Toplumsal hayatın barış ve huzur içerisinde devamına yönelik önemli ilkelere sahip bulunan İslâm dininde insanlar arası ilişkilerde, özellikle de hak ve yetki paylaşımında adaletin gözetilmesi gerektiği önemli bir ilkedir. Kur’an-ı Kerim’in adaletle ilgili bazı ayetlerinde şöyle buyrulmaktadır:

“Allah insanlar arasında hükmettiğiniz zaman adaletle hükmetmenizi emreder. Allah size ne güzel öğüt veriyor. Şüphesiz Allah her şeyi işitmekte ve görmektedir.”[1]

“Ey İnananlar! Kendiniz, ana babanız ve yakınlarınız aleyhine de olsa, Allah için şahit olarak adaleti gözetin; ister zengin, ister fakir olsun, Allah onlara daha yakındır. Adaleti sağlarken kendi heva ve hevesinize uymayın. Eğer âdil karar vermekten yüz çevirirseniz bilin ki, Allah işlediklerinizden haberdardır.”[2]

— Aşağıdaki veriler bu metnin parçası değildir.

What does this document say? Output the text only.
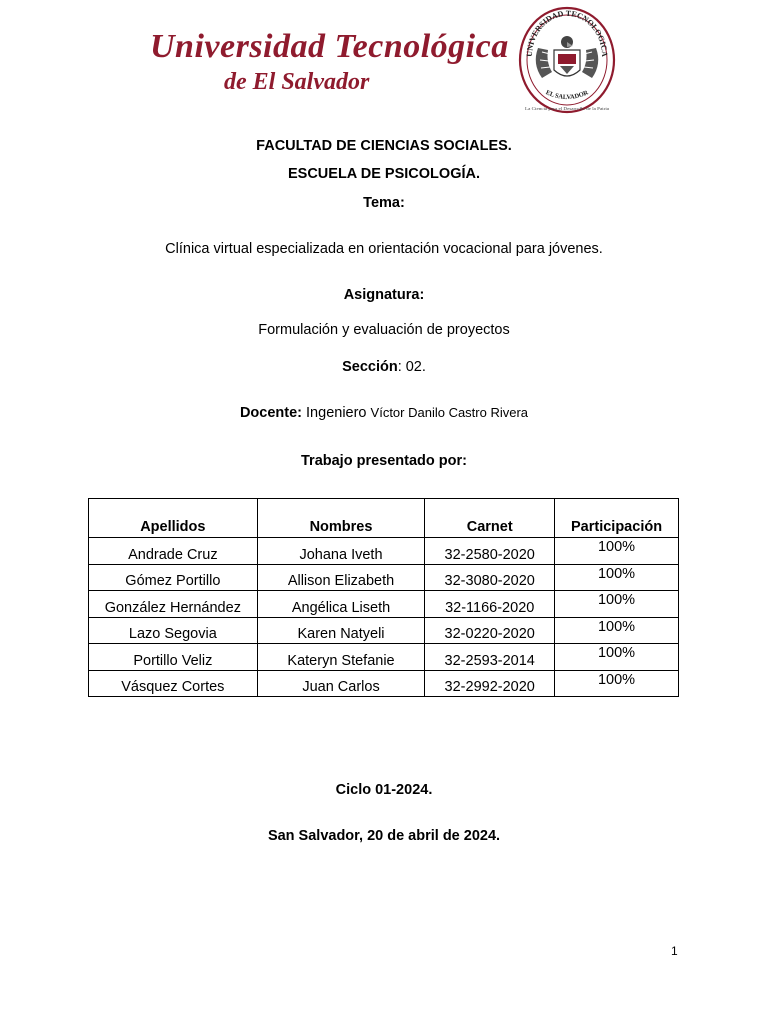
Universidad Tecnológica
de El Salvador
UNIVERSIDAD TECNOLOGICA
EL SALVADOR
La Ciencia para el Desarrollo de la Patria
FACULTAD DE CIENCIAS SOCIALES.
ESCUELA DE PSICOLOGÍA.
Tema:
Clínica virtual especializada en orientación vocacional para jóvenes.
Asignatura:
Formulación y evaluación de proyectos
Sección: 02.
Docente: Ingeniero Víctor Danilo Castro Rivera
Trabajo presentado por:
Apellidos	Nombres	Carnet	Participación
Andrade Cruz	Johana Iveth	32-2580-2020	100%
Gómez Portillo	Allison Elizabeth	32-3080-2020	100%
González Hernández	Angélica Liseth	32-1166-2020	100%
Lazo Segovia	Karen Natyeli	32-0220-2020	100%
Portillo Veliz	Kateryn Stefanie	32-2593-2014	100%
Vásquez Cortes	Juan Carlos	32-2992-2020	100%
Ciclo 01-2024.
San Salvador, 20 de abril de 2024.
1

“Ey iman edenler! Allah için hakkı ayakta tutan ve adâletle şâhitlik eden kimseler olun. Bir topluluğa olan kininiz sizi adaletten ayırmasın. Adaletli olun, çünkü bu takvaya daha yakındır.”[3]

“De ki: “Rabbim her işte doğru ve âdil olmayı emretti. Her secde ettiğinizde kalp ve beden ahengi içinde bütün varlığınızla O’na yönelin. İtaat ve ibadetinizde yalnız O’nun rızasını gözeterek tüm samimiyetinizle Allah’a yalvarın. Nasıl sizi ilk defa sizi O yaratmışsa, yine O’na döneceksiniz.”[4]

Bu ayetlerden de anlaşılacağı gibi, hukukun yazılı metinler halinde yasa ve yönetmeliklerde yer alması tek başına yeterli değildir. İnsanın zihninde ve gönlünde kendi hakkına razı olma ve başkalarının hakkına saygılı olma bilincini güçlendirmeye ihtiyaç vardır. Yani hak ve adalet bilinci, öncelikle insanın gönlünde ve aklında yer etmelidir. İslâm eğitiminde bu bilinç “Sizden birisi kendisi için istemediğini başkaları için de istemedikçe gerçek mümin olamaz” hadisi şerifinde özetlenen empati anlayışıyla dile getirilmektedir.

Etki gücünü toplumun ahlâkından ve bireyin vicdanından alan adalet ve empati anlayışı kişiyi; “en iyi hukuk, benim hakkımı koruyan hukuktur” bencilliğinden kurtarıp “en iyi hukuk, herkesin hakkını koruyan hukuktur” olgunluğuna ulaştıracaktır.

Prof. Dr. Hüseyin YILMAZ

[1] Nisâ 4/58.

[2] Nisa 4/135.

[3] Mâide 5/8.

[4] Araf 7/29.

ETİKETLER: ÜSTMANŞET, yazarlar
Yorumlar
  1. Keramettin Aydın dedi ki:

    Hukuk ve adalet kavramlarını ayet ve hadis mealleriyle harmanlıyarak akademik bir makale halinde sunmak ancak bu kadar güzel ve akıcı olabilirdi.Hocamızın kalemine sağlık .Böyle ilmi ve önemli konuları geniş tefekkürü ile toplumun faydalanmasına sunması bizlere şevk ve heyecan vermektedir. Bu tür makalelerin arkasının gelmesini içtenlikle temenni ediyorum.